[tex]y=Asin\left(B\theta\right)[/tex]
In the function above:
A is the amplitude
2π/B is the period
You equal to 0 the function and solve θ to find the points of intersection with the x-axis.
For the given function:
[tex]y=\frac{1}{2}sin\left(3\theta\right)[/tex]
Amplitude:
[tex]A=\frac{1}{2}[/tex]
Period:
[tex]P=\frac{2\pi}{3}[/tex]
Points of intersection with the x-axis:
[tex]\begin{gathered} \frac{1}{2}sin\left(3\theta\right)=0 \\ \\ Multiply\text{ both sides of the equatio by 2:} \\ 2*\frac{1}{2}sin\left(3\theta\right)=2*0 \\ \\ sin\left(3\theta\right)=0 \end{gathered}[/tex]

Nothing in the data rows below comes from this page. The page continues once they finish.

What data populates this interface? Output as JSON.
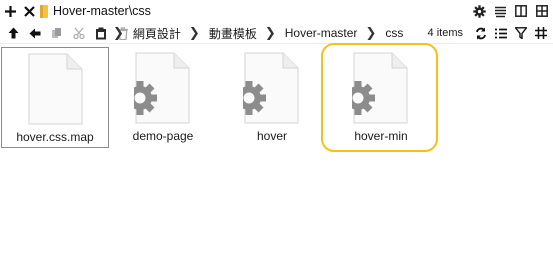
{
  "tab": {
    "title": "Hover-master\\css"
  },
  "tabbar_icons": {
    "new_tab": "plus-icon",
    "close_tab": "close-icon",
    "folder": "folder-icon",
    "settings": "gear-icon",
    "menu": "stack-icon",
    "layout": "single-pane-icon",
    "split": "dual-pane-icon"
  },
  "nav": {
    "breadcrumbs": [
      "網頁設計",
      "動畫模板",
      "Hover-master",
      "css"
    ],
    "item_count": "4 items"
  },
  "files": [
    {
      "name": "hover.css.map",
      "icon": "blank-document-icon",
      "selected": true
    },
    {
      "name": "demo-page",
      "icon": "settings-document-icon",
      "selected": false
    },
    {
      "name": "hover",
      "icon": "settings-document-icon",
      "selected": false
    },
    {
      "name": "hover-min",
      "icon": "settings-document-icon",
      "selected": false,
      "highlighted": true
    }
  ],
  "colors": {
    "highlight": "#f2c21b",
    "selection_border": "#8c8c8c",
    "folder": "#f6c243"
  }
}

Using the unit circle you get that the angles with sine equal to 0 are: 0 and π.
[tex]\begin{gathered} 3\theta=0 \\ 3\theta=\pi \end{gathered}[/tex]
Solve θ:
[tex]\begin{gathered} \theta=0 \\ \\ \theta=\frac{\pi}{3} \end{gathered}[/tex]
Add the period to each solution multiplied by k of θ to find all the intersections:
[tex]\begin{gathered} \theta=0+\frac{2k\pi}{3} \\ \\ \theta=\frac{\pi}{3}+\frac{2k\pi}{3} \end{gathered}[/tex]
Combine the solutions:
[tex]\theta=\frac{k\pi}{3}[/tex]
Then, the given function has Amplitude 1/2; period 2π/3, and points of intersection kπ/3 (k is a whole number)